To block spam the filter implemented is used and it is also called as unsolicited email. It makes use of statistical approaches which is known as Bayesian filtering, blocking the spam is the main function of this system. At the beginning the program has to be properly trained using non-spam and spam mail sets. Further this is put in database and the the more the number of training you get the more will be level of performance.
At the arrival of a new mail it is tokenized and by looking into the database the probability of each word is found. After finding out the entire probability if it reaches more than .9 then it is termed as a spam. A proper training can block 99 % of the the mails that are spam along with 0 false positives. Spam is a common problem that is growing with time.
For email users various solutions have been proposed. The main part that we all know is not to accept messages from unknown people a sit increases the chances of spam to a large extent. Spam filtering is this a great way to reduce the spamming problem.

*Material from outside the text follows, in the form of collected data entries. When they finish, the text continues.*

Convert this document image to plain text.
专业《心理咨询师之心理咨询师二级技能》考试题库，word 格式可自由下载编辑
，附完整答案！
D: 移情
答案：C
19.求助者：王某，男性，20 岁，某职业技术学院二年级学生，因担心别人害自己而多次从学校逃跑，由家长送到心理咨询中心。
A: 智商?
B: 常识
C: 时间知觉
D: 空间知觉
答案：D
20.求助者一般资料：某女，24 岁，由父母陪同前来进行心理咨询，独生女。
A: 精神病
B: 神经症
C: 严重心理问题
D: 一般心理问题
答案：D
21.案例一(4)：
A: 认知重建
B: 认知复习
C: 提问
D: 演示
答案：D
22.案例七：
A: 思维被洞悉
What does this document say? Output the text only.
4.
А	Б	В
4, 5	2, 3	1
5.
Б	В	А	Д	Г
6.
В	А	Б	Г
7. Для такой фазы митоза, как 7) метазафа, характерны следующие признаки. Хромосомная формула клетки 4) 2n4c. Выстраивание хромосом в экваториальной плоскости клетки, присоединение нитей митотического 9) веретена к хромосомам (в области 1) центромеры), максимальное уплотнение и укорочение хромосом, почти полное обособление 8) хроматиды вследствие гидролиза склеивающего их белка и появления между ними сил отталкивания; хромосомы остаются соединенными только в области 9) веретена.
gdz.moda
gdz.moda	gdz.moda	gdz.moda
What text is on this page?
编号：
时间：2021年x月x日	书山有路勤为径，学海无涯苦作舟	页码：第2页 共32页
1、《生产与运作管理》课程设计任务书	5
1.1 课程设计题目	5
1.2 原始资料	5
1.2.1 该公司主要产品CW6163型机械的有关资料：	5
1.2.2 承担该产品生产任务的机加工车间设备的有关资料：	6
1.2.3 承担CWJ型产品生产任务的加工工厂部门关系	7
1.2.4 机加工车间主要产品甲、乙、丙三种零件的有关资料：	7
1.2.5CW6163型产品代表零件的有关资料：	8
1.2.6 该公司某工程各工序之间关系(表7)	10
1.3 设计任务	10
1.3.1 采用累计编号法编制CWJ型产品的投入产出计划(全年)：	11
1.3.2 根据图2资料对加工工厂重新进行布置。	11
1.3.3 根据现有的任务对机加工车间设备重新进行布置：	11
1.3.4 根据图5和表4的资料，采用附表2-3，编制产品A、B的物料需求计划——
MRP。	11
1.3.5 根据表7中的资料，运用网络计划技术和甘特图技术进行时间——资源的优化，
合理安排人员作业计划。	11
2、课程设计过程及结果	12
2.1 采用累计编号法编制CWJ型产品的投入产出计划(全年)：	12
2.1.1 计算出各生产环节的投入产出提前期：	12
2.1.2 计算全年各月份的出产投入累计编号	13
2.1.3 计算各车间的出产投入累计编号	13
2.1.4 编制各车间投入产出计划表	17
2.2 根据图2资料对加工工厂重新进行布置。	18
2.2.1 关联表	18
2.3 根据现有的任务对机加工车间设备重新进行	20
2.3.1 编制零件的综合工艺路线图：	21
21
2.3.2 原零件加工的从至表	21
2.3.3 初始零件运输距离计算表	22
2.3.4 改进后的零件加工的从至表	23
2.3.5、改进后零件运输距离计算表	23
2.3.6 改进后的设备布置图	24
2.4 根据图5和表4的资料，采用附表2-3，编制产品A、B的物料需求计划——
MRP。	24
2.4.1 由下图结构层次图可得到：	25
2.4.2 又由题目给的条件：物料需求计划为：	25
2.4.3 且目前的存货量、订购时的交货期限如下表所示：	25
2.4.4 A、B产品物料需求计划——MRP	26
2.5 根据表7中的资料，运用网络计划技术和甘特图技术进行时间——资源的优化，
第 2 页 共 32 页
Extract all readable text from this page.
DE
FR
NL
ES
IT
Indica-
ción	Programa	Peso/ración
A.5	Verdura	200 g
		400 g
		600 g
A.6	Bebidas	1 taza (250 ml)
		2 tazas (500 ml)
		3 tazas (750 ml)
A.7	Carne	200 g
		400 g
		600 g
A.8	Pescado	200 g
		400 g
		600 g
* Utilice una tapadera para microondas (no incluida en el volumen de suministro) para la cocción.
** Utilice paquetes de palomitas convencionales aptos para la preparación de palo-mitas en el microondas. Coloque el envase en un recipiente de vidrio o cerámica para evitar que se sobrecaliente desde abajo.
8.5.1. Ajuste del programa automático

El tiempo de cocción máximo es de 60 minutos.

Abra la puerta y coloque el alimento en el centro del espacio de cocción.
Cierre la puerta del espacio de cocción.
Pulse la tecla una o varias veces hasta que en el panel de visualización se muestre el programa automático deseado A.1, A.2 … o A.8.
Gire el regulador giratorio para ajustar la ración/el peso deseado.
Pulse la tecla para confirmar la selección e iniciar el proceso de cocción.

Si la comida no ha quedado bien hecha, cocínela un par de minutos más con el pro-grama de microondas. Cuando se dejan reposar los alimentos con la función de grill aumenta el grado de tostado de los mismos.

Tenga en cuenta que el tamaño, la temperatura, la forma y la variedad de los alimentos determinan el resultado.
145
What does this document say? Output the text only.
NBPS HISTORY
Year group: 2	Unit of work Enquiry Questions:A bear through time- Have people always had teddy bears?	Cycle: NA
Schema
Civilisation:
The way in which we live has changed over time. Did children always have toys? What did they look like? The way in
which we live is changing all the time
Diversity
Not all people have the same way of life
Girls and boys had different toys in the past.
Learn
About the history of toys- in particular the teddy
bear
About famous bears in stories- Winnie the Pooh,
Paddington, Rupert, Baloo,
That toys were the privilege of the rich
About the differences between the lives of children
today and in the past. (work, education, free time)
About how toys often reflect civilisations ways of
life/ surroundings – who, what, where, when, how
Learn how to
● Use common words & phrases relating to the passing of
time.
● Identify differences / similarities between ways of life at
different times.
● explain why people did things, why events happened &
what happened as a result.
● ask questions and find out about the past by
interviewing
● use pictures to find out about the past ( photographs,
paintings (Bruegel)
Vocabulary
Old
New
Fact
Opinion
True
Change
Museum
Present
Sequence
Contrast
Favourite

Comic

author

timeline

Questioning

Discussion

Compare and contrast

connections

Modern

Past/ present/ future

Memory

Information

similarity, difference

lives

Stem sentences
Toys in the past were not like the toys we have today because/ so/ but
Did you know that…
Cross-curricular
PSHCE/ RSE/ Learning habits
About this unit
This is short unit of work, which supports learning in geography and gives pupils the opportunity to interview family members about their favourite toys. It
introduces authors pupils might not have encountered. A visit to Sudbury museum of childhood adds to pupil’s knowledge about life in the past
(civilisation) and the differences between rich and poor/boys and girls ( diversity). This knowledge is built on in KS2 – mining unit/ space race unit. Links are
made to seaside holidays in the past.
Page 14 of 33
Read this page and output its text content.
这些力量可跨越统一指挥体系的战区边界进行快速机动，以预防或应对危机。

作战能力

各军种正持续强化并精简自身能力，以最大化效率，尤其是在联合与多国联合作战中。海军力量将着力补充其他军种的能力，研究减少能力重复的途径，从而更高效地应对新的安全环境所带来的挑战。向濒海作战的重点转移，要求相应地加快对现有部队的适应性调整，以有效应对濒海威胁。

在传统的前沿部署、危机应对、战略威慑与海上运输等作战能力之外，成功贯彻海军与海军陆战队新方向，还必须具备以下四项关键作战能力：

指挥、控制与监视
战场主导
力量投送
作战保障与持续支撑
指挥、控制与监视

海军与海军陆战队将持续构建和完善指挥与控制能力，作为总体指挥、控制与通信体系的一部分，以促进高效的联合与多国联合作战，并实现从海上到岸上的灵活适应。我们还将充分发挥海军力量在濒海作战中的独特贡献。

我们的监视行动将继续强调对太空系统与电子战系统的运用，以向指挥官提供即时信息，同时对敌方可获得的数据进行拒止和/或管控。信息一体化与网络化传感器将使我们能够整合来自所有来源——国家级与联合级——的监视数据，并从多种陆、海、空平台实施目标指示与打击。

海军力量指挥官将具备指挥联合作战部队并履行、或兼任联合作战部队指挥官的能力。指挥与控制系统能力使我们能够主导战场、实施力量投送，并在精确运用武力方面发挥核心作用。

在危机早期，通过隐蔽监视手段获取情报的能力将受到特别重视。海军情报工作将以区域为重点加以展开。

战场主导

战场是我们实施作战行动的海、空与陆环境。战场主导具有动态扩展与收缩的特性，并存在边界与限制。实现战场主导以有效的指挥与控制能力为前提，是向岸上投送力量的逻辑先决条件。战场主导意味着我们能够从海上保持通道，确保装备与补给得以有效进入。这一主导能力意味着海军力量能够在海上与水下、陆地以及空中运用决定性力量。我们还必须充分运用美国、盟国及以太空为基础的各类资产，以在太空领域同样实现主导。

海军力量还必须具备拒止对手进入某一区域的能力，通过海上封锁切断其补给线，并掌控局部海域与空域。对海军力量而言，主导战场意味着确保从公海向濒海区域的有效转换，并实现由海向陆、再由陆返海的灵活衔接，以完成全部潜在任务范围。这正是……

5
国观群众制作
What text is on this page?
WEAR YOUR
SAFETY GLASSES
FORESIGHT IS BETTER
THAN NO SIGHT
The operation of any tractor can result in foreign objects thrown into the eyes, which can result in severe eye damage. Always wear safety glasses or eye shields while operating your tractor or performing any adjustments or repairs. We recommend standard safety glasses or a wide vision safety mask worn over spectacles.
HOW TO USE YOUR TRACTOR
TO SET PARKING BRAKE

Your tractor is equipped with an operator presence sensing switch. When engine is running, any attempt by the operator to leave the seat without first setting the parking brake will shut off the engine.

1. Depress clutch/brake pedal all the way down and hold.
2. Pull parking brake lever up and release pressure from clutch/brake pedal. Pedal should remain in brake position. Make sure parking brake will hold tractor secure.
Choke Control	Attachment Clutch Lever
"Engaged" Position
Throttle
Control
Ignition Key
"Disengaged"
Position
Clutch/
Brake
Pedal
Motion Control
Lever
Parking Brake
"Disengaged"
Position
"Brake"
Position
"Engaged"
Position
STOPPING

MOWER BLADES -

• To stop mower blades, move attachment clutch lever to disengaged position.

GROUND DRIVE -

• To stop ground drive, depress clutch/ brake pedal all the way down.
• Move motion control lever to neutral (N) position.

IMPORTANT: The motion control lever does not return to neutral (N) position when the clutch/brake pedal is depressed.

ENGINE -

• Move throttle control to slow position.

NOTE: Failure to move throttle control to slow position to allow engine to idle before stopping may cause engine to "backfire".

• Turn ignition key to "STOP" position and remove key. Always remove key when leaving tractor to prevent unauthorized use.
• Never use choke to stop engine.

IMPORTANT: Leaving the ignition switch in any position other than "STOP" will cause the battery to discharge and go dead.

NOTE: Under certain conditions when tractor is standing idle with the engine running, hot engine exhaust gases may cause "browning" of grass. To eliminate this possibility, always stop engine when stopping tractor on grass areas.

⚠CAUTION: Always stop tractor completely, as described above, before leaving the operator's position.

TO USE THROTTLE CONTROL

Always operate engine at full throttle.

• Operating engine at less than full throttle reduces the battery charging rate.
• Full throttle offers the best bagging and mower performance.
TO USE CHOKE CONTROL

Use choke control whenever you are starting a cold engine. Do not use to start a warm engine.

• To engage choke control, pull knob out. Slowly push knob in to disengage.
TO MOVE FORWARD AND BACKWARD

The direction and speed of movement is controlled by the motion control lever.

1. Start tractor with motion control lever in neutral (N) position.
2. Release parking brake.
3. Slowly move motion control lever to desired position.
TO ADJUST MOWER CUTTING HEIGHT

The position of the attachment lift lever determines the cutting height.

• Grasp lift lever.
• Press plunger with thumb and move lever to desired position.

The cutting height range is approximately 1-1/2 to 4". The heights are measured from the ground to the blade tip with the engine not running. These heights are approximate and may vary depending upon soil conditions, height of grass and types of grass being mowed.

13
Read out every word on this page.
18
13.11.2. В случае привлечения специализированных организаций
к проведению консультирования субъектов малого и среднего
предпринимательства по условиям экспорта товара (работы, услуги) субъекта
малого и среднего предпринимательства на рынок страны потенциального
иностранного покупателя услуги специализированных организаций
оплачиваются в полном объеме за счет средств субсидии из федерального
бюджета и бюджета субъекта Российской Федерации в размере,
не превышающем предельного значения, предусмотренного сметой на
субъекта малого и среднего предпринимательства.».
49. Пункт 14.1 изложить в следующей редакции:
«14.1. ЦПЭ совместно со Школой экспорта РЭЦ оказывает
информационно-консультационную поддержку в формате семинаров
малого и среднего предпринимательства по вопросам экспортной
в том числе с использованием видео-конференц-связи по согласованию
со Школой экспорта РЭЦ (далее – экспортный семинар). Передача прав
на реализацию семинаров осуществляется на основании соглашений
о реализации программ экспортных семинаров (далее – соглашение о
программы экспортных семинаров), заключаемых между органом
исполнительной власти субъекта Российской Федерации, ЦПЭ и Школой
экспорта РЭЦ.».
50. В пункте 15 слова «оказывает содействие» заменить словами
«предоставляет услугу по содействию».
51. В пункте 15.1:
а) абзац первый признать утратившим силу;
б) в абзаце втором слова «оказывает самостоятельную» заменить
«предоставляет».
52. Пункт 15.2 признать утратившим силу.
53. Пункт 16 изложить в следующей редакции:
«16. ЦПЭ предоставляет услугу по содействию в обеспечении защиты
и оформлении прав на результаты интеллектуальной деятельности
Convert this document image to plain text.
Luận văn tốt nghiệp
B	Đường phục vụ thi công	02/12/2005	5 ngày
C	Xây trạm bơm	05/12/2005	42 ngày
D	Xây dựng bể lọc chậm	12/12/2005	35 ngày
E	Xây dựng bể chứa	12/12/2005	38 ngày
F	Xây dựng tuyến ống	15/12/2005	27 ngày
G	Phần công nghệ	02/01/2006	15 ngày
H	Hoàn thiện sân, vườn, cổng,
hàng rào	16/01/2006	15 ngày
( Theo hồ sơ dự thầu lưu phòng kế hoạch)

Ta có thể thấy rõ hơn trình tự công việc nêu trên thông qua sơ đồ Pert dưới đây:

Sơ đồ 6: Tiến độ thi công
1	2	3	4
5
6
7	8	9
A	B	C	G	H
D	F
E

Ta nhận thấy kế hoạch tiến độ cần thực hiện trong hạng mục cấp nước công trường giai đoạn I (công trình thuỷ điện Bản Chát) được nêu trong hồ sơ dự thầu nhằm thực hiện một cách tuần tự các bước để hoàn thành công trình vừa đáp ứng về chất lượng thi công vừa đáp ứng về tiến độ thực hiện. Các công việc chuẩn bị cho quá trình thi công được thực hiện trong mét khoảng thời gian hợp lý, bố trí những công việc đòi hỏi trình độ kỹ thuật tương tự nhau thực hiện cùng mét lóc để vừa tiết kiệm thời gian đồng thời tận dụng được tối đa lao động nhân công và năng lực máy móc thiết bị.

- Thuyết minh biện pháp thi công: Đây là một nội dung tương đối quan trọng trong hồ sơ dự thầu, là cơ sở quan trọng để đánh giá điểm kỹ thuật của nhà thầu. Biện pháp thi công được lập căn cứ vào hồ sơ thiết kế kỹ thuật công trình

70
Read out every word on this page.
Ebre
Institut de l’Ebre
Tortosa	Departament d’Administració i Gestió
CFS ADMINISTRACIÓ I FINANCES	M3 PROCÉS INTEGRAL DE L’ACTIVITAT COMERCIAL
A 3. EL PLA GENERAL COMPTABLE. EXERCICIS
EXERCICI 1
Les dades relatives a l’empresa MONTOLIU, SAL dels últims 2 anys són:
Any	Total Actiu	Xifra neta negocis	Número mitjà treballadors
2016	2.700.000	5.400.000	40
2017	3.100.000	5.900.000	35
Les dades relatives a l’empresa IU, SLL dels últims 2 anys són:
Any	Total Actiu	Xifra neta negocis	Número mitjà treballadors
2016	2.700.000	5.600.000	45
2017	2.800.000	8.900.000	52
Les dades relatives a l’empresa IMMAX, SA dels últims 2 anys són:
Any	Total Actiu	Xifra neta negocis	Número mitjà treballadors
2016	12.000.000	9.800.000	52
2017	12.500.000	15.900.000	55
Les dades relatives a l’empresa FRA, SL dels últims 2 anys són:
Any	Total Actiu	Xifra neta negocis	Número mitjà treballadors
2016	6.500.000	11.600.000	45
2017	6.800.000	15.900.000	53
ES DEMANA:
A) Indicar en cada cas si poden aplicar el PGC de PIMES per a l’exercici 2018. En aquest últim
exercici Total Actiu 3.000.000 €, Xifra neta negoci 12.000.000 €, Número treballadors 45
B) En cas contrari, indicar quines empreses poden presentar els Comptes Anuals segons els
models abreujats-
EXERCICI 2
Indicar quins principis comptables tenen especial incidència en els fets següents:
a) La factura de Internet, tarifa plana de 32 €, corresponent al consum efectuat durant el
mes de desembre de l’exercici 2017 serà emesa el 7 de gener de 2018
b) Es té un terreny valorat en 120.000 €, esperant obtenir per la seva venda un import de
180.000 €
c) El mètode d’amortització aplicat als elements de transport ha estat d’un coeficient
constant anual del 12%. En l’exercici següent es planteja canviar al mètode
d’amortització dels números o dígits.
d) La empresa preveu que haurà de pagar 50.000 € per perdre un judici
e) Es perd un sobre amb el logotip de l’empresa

As soon as you have enough non spam messages and spam messages you can start using a Bayesian filter. It is necessary that before you start using this filter you correctly classified the messages. Make sure that you get 100 or even more of each of messages and also that it is not an unidentified feature of the messages. Just for example: if you do not use non-spam messages for over 6 months and spam messages then the algorithm can determine that messages with old dates are non spammed messages while messages with new dates are spam messages. Do not mix the pad numbers with the duplicate ones as it will overtrain the filter of the message features.